We explored whether dietary-induced obesity hastens the transition from concentric left ventricular (LV) hypertrophy to pump dysfunction in spontaneously hypertensive rats (SHRs) and the mechanisms thereof. After feeding rats a diet for 4 to 5 months, obesity was induced in SHRs and Wistar-Kyoto (WKY) control rats. Obesity was not associated with abnormal blood glucose control (glycosylated hemoglobin) or with increases in systolic blood pressure. However, in SHRs, but not in WKY rats, obesity was associated with a reduced LV chamber systolic function, as determined by echocardiography, and in isolated perfused heart studies. A marked increase in LV end diastolic diameter and a right shift in the LV diastolic pressure-volume relation were noted in obese SHRs but not in obese WKY rats.
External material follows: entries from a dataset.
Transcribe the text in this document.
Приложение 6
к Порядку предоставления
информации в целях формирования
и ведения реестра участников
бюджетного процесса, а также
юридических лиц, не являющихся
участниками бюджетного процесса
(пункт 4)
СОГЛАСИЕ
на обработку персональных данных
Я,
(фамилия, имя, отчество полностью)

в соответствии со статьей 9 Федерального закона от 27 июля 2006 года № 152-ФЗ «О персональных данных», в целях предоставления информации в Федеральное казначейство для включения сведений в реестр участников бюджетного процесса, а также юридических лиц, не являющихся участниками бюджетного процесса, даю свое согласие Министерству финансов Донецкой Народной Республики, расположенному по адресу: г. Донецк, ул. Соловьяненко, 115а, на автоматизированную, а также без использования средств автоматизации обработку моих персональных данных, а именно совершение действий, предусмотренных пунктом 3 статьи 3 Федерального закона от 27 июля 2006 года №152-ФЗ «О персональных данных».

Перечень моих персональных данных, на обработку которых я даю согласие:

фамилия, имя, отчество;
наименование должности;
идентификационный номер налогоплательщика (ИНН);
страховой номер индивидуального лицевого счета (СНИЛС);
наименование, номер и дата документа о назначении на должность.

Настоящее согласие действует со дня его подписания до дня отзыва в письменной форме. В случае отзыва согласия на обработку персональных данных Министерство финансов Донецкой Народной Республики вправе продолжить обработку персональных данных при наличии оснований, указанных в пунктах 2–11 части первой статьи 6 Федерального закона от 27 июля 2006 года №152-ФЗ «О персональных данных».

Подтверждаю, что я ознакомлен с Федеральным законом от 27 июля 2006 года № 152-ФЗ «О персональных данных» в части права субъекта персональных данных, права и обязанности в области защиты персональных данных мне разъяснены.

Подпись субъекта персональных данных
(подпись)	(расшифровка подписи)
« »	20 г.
Moreover, LV intrinsic myocardial systolic function, as determined from the slope of the linearized LV systolic stress-strain relationship (LV myocardial end systolic elastance), was markedly reduced in obese as compared with lean SHRs, whereas LV myocardial end systolic elastance was maintained in obese WKY rats. Obesity increased LV weight, cardiomyocyte width, cardiomyocyte apoptosis (TUNEL), the activity of myocardial matrix metalloproteinases (zymography), and serum leptin concentrations in SHRs but not in WKY rats. In conclusion, SHRs are susceptible to the adverse effects of dietary-induced obesity on the heart, an effect that hastens the progression from concentric LV hypertrophy to pump dysfunction independent of blood pressure changes or alterations in glycosylated hemoglobin. This effect may be mediated through a proclivity of SHRs to developing both obesity-induced effects on cardiomyocyte apoptosis and activation of myocardial collagenases through leptin resistance and obesity-induced hypertrophy.